2.2 Rainfall Variability and Agricultural Productivity
Climate change, a natural yet increasingly urgent global issue, significantly affects agriculture, water resources, markets, and ecosystems. As a climate-sensitive sector, agricultural productivity depends on weather patterns, management practices, market conditions, and technological advancements. Among these, climate is the most critical determinant of output. Erratic rainfall—characterized by delayed onset, irregular distribution, and premature cessation—disrupts crop development. Trenberth (2011) found that rainfall variability impairs germination, growth stages, and final yields. Inadequate rainfall during key phases, such as flowering and grain filling, can drastically reduce productivity (Rosenzweig et al., 2014).
While sufficient rainfall maintains soil moisture for plant growth, excessive precipitation can cause soil erosion and nutrient leaching, degrading fertility (Lal, 2004). Conversely, prolonged droughts deplete soil moisture, hindering crop survival (FAO, 2021).
Rainfall patterns also dictate water availability for irrigation. Unpredictable or reduced rainfall diminishes river flows and groundwater recharge, leading to shortages in irrigation-dependent farming (Shah et al., 2019).
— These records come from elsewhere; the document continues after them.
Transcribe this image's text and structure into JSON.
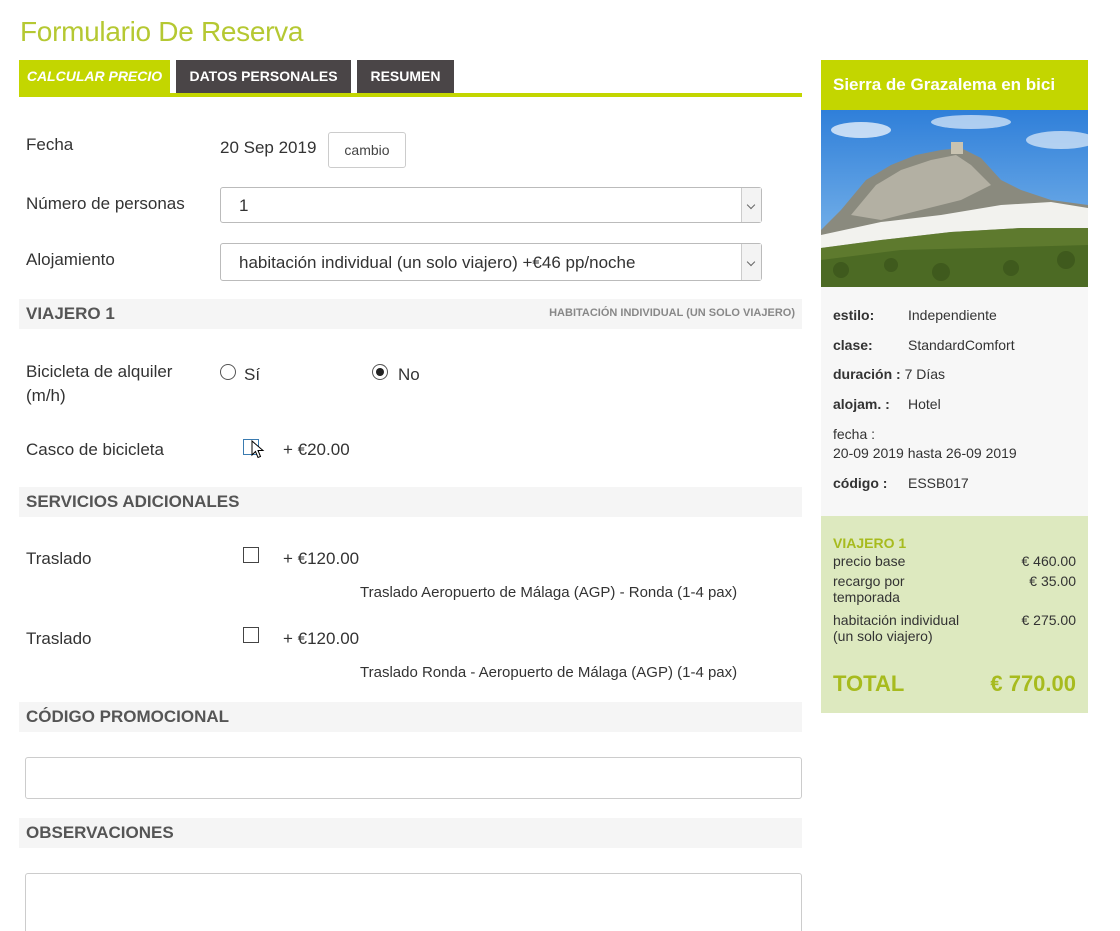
{
  "page": {
    "title": "Formulario De Reserva"
  },
  "tabs": [
    {
      "label": "CALCULAR PRECIO",
      "active": true
    },
    {
      "label": "DATOS PERSONALES",
      "active": false
    },
    {
      "label": "RESUMEN",
      "active": false
    }
  ],
  "form": {
    "fecha": {
      "label": "Fecha",
      "value": "20 Sep 2019",
      "button": "cambio"
    },
    "personas": {
      "label": "Número de personas",
      "value": "1"
    },
    "alojamiento": {
      "label": "Alojamiento",
      "value": "habitación individual (un solo viajero) +€46 pp/noche"
    }
  },
  "viajero": {
    "title": "VIAJERO 1",
    "subtitle": "HABITACIÓN INDIVIDUAL (UN SOLO VIAJERO)",
    "bicicleta": {
      "label": "Bicicleta de alquiler (m/h)",
      "opt_si": "Sí",
      "opt_no": "No",
      "selected": "No"
    },
    "casco": {
      "label": "Casco de bicicleta",
      "price": "+ €20.00"
    }
  },
  "servicios": {
    "title": "SERVICIOS ADICIONALES",
    "items": [
      {
        "label": "Traslado",
        "price": "+ €120.00",
        "desc": "Traslado Aeropuerto de Málaga (AGP) - Ronda (1-4 pax)"
      },
      {
        "label": "Traslado",
        "price": "+ €120.00",
        "desc": "Traslado Ronda - Aeropuerto de Málaga (AGP) (1-4 pax)"
      }
    ]
  },
  "promo": {
    "title": "CÓDIGO PROMOCIONAL",
    "value": ""
  },
  "observaciones": {
    "title": "OBSERVACIONES",
    "value": ""
  },
  "sidebar": {
    "title": "Sierra de Grazalema en bici",
    "info": {
      "estilo": {
        "key": "estilo:",
        "value": "Independiente"
      },
      "clase": {
        "key": "clase:",
        "value": "StandardComfort"
      },
      "duracion": {
        "key": "duración :",
        "value": "7 Días"
      },
      "alojam": {
        "key": "alojam. :",
        "value": "Hotel"
      },
      "fecha": {
        "key": "fecha :",
        "value": "20-09 2019 hasta 26-09 2019"
      },
      "codigo": {
        "key": "código :",
        "value": "ESSB017"
      }
    },
    "pricing": {
      "title": "VIAJERO 1",
      "rows": [
        {
          "label": "precio base",
          "amount": "€ 460.00"
        },
        {
          "label": "recargo por temporada",
          "amount": "€ 35.00"
        },
        {
          "label": "habitación individual (un solo viajero)",
          "amount": "€ 275.00"
        }
      ],
      "total_label": "TOTAL",
      "total_amount": "€ 770.00"
    }
  },
  "colors": {
    "accent": "#c3d600",
    "tab_dark": "#4a4547",
    "price_bg": "#dde9bf",
    "title_green": "#b5c832"
  }
}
Rainfed agricultural systems are especially susceptible to yield losses from irregular precipitation (IPCC, 2021).
Recognizing climate change’s impact on livelihoods, ecosystems, and resources underscores the need for effective adaptation and mitigation strategies. Between 1970 and 2004, global greenhouse gas (GHG) emissions surged by 70%, intensifying climate-related risks. Sustainable strategies are essential to minimize adverse effects on natural resources, crop yields, and food security.
2.3 Extreme Weather Events and Agricultural Productivity
Droughts rank among the most devastating extreme weather events for agriculture, reducing soil moisture, impeding germination, and limiting irrigation water. Prolonged droughts severely diminish yields, particularly in rainfed systems. For instance, maize and wheat production in sub-Saharan Africa and South Asia have suffered due to recurrent droughts.
Deforestation and land-use changes also play a critical role in climate-agriculture interactions. Agricultural expansion often drives large-scale deforestation. Between 1960 and 2019, one-third of the global land area underwent changes—four times previous estimates. These shifts include afforestation and farmland abandonment in the northern hemisphere, contrasted with deforestation and agricultural expansion in the south. Such changes not only reduce forests’ carbon-absorbing capacity but also elevate atmospheric CO₂ levels (Negi & Azeez, 2022).
Floods cause soil erosion, nutrient loss, and waterlogging, damaging crops. In 2011, drought and flooding accounted for over 70% of U.S. crop yield losses (Bailey-Serres et al., 2012). Increasing precipitation trends have amplified soil and nutrient runoff, along with waterlogging, a major cause of production declines in the U.S. Midwest (Luce, 2015; Wiebold, 2015). Excess water suffocates roots and fosters plant diseases. In Southeast Asia, floods have devastated rice and soybean crops, triggering food shortages and economic strain (Yuan et al., 2024).
Heatwaves escalate evapotranspiration, drying soils and stressing crops. High temperatures during critical phases like flowering impair grain formation. Research indicates that U.S. corn yields drop sharply above 30°C, with each additional degree causing exponential losses (Carrera, Savin, & Slafer, 2024).